Les abus de l’état d’urgence

10 février 2016, par J.B.

Hier, le Sénat a adopté une loi prolongeant une seconde fois l’état d’urgence. Un seul parlementaire réunionnais a voté contre, c’est Paul Vergès. Le texte doit maintenant être débattu à l’Assemblée nationale. Rappelons que lors du débat sur la première prolongation de l’état d’urgence, ce sont les députés qui avaient examiné le texte en premier. Tous les députés de La Réunion avait alors voté pour, ce qui n’avait pas été le cas de Paul Vergès quelques jours plus tard au Sénat.

L’état d’urgence renforce en effet considérablement les pouvoirs de l’administration. Des perquisitions peuvent avoir lieu à n’importe quelle heure du jour et de la nuit, sans autorisation d’un juge. 8 ont eu lieu à La Réunion sans déboucher sur une procédure de nature avec le terrorisme. En France, c’est encore plus grave.

Human Rights Watch est une organisation de défense et de promotion des droits humains bien connue. Le 3 février dernier, elle a publié une déclaration dans laquelle elle dénonce les abus de l’état d’urgence en France [1]. « Les perquisitions administratives et les assignations à résidence sans autorisation judiciaire doivent cesser », affirme-t-elle. Son appel est relayé par Edward Snowden en personne.
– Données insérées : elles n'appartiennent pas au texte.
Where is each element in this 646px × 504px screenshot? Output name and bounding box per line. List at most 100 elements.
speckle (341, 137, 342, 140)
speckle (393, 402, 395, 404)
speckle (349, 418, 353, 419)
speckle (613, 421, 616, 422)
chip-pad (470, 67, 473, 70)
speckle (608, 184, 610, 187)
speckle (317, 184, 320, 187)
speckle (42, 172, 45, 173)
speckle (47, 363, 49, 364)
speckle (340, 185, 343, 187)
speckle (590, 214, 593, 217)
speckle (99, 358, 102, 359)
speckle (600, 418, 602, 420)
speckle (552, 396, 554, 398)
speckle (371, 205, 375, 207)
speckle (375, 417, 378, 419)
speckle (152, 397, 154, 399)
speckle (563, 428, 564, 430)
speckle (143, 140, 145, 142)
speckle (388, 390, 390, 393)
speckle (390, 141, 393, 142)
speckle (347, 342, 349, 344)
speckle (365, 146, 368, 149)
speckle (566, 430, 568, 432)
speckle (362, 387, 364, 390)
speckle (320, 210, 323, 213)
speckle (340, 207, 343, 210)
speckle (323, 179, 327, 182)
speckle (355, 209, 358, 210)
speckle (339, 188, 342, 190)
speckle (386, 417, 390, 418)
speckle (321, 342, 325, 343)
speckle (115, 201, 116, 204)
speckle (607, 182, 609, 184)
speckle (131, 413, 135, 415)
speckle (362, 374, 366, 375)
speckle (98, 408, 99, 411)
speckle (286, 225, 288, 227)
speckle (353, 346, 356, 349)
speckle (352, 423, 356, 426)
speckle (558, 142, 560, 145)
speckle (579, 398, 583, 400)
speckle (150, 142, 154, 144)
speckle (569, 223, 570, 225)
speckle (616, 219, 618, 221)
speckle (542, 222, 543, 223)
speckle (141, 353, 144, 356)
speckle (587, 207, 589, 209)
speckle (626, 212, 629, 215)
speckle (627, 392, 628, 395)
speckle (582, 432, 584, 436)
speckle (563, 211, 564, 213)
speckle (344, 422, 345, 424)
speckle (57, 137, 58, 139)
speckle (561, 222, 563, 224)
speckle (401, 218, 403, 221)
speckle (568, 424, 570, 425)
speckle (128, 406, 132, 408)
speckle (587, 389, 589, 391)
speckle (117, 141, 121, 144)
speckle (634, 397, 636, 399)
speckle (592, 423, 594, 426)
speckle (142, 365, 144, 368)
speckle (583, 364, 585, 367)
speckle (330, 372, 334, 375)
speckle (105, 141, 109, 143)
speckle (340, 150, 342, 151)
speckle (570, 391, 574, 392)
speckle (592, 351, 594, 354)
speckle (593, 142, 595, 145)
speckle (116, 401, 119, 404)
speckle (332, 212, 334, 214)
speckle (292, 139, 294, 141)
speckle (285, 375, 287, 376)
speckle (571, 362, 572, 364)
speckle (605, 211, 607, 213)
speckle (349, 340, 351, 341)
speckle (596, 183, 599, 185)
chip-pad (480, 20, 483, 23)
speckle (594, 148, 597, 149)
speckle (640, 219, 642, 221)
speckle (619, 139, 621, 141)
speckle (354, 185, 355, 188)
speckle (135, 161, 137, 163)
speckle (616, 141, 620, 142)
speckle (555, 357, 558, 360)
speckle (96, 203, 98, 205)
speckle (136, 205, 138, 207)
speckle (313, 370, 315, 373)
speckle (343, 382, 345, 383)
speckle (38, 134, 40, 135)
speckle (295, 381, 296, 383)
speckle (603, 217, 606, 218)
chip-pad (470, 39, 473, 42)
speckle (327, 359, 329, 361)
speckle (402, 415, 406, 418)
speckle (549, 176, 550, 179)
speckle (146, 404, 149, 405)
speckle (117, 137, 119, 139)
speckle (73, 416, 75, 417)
Il a marqué son opposition à l’adoption de la loi constitutionnelle sur l’état d’urgence en publiant un lien vers cet article avec le commentaire suivant : « la France qui nous a donné la Statue de la Liberté vient de voter la fin de la sienne ».

« La France a la responsabilité de garantir la sécurité publique et d’essayer d’empêcher de nouvelles attaques, mais la police a usé de ses nouveaux pouvoirs liés à l’état d’urgence de façon abusive, discriminatoire et injustifiée », a déclaré Izza Leghtas, chercheuse sur l’Europe de l’Ouest à Human Rights Watch. « Ces abus ont traumatisé des familles et entaché des réputations, donnant l’impression aux personnes ciblées d’être des citoyens de seconde zone. »
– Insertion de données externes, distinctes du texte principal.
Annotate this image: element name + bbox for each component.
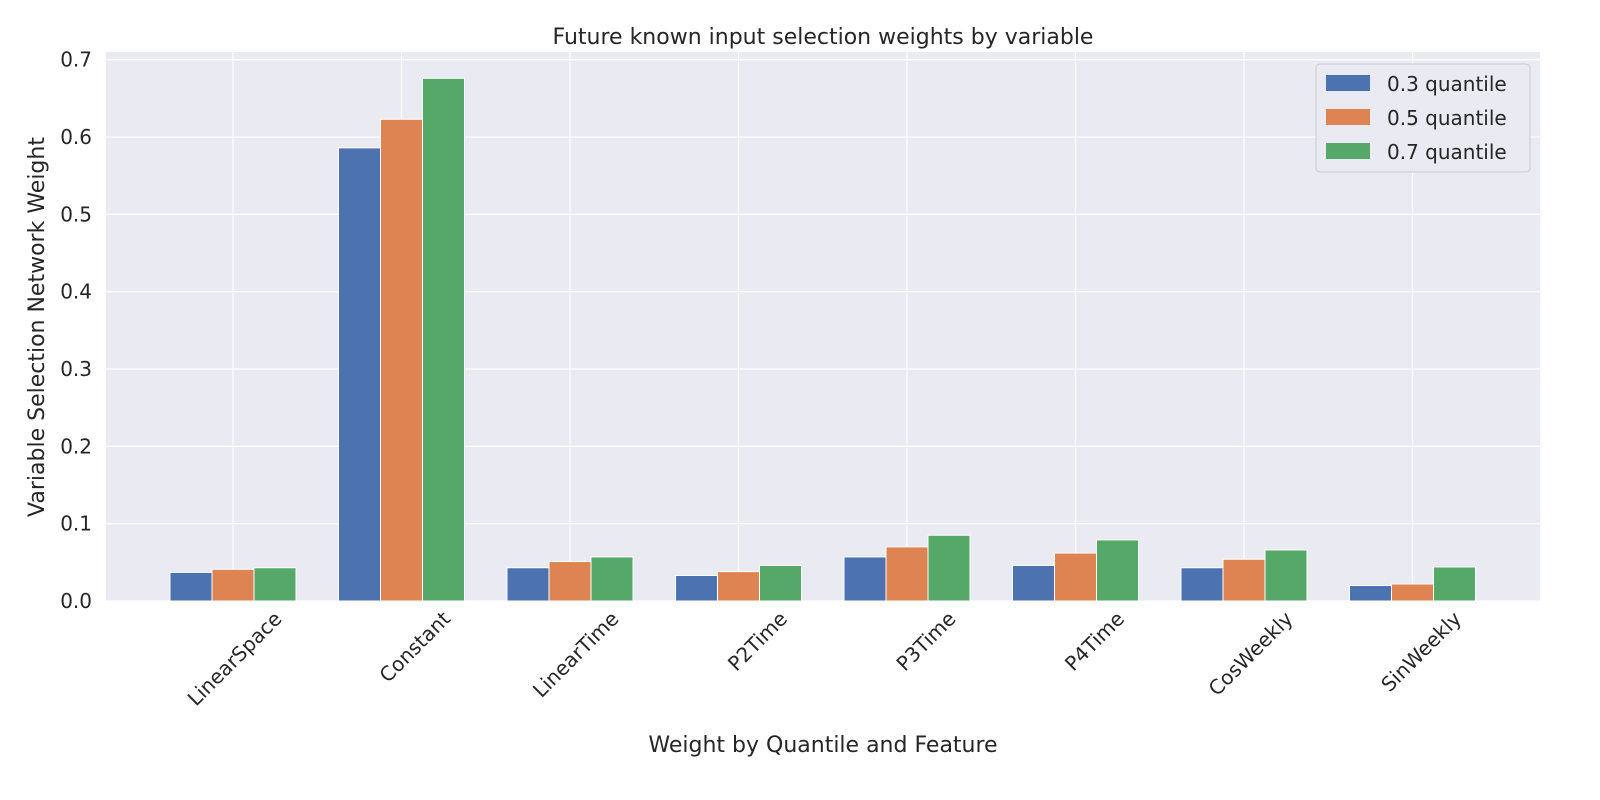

Human Rights Watch note que « Jacques Toubon, le Défenseur des droits en France, a reçu environ 40 plaintes faisant état d’abus liés aux mesures d’urgence, et notamment de perquisitions injustifiées, du manque de preuves et de descentes effectuées à des adresses erronées ». L’ONG rappelle que le 19 janvier, cinq rapporteurs des Nations-Unies ont soulignés sur l’état d’urgence en France que « si des mesures exceptionnelles peuvent être nécessaires dans des circonstances exceptionnelles, cela ne dispense pas les autorités de faire en sorte que ces mesures soient appliquées exclusivement aux fins pour lesquelles elles ont été prescrites et soient directement liées à l’objectif spécifique qui les a inspirées. »
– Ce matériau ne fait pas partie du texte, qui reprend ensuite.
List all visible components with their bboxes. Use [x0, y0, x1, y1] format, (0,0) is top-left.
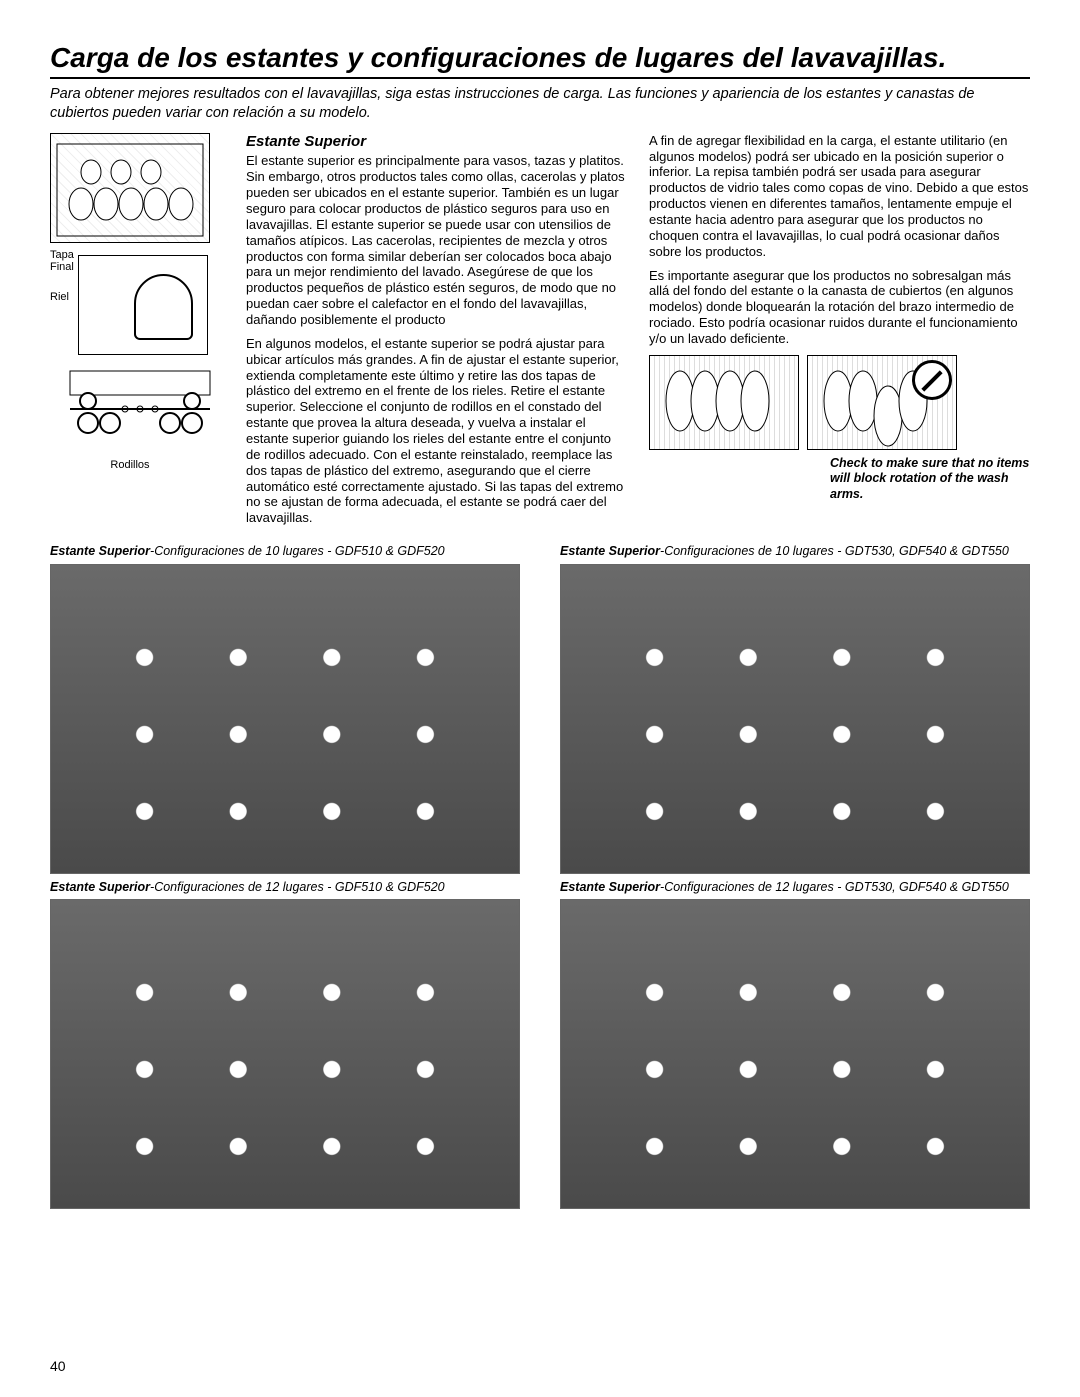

« Dans un contexte d’islamophobie croissante, le gouvernement français devrait de toute urgence tendre la main aux musulmans et leur assurer qu’ils ne font pas l’objet de soupçons en raison de leur religion ou de leur appartenance ethnique », a conclu Izza Leghtas. « La liberté, l’égalité et la fraternité ont été gravement détériorées dans les semaines qui ont suivi les attentats de novembre. La France devrait être guidée par cette devise et en restaurer le sens. »

Les députés de La Réunion ne peuvent ignorer ces faits. Suivront-ils l’exemple de Paul Vergès ?

J.B.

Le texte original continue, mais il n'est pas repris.